У матери были дела с дядею: ей надлежала от него значительная сумма денег. Таких гостей обыкновенные люди принимают вообще нерадостно, но дядя мой был не таков: он встретил нас с матерью приветливо, но поместил не в доме, а во флигеле. В обширном и почти пустом даме у него для нас места недостало. Это очень обидело покойную матушку. Она мне не сказала ничего, но я при всей молодости моих тогдашних лет видел, как ее передернуло.
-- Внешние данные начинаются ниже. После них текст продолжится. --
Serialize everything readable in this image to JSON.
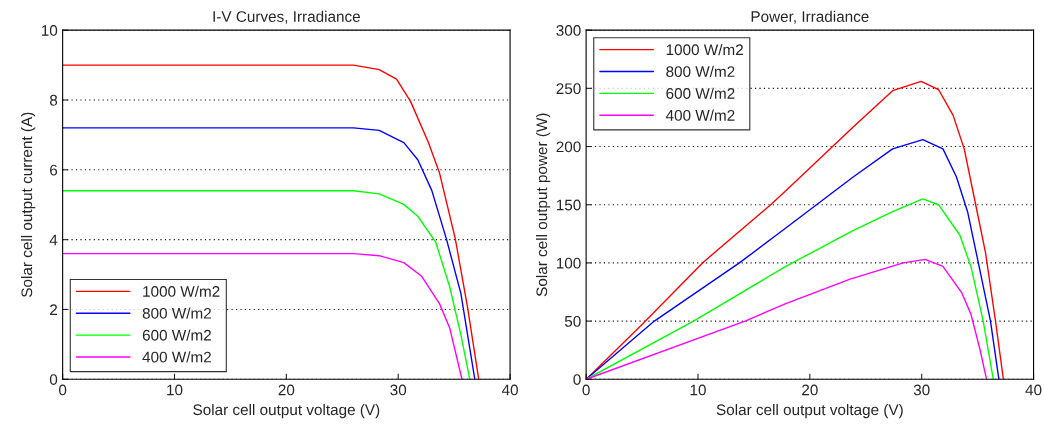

Непосредственно за прибытием нашим в дядину усадьбу у нас так и потянулась полоса скучной жизни. Дяди я не видал, а грустная мать моя была плохим товарищем моему детскому возрасту, жаждавшему игр и забав. Зима уходила, и снега стали сереть; кончался пост. Однажды, пригорюнясь, сидел я у окна и смотрел на склонявшееся к закату весеннее солнце, как вдруг кто-то большою, твердою, тяжелою походкой прошел мимо окна и ступил на крыльцо флигеля так, что ступени затрещали под его ногами. Через минуту растворилась дверь, и на пороге показался мой дядя.


Это было первое посещение, которое он решился сделать моей матери после нашего приезда в его имение.
Не знаю почему, для чего и зачем, но при виде дяди я невыразимо его испугался и почти в ужасе смотрел на его бледное лицо, нашего пестрой термаламы халат, пунцовый гро-гро галстук и лисью высокую, остроконечную шапочку. Он мне казался великим магом и волшебником, о которых я к тому времени имел уже довольно обстоятельные сведения.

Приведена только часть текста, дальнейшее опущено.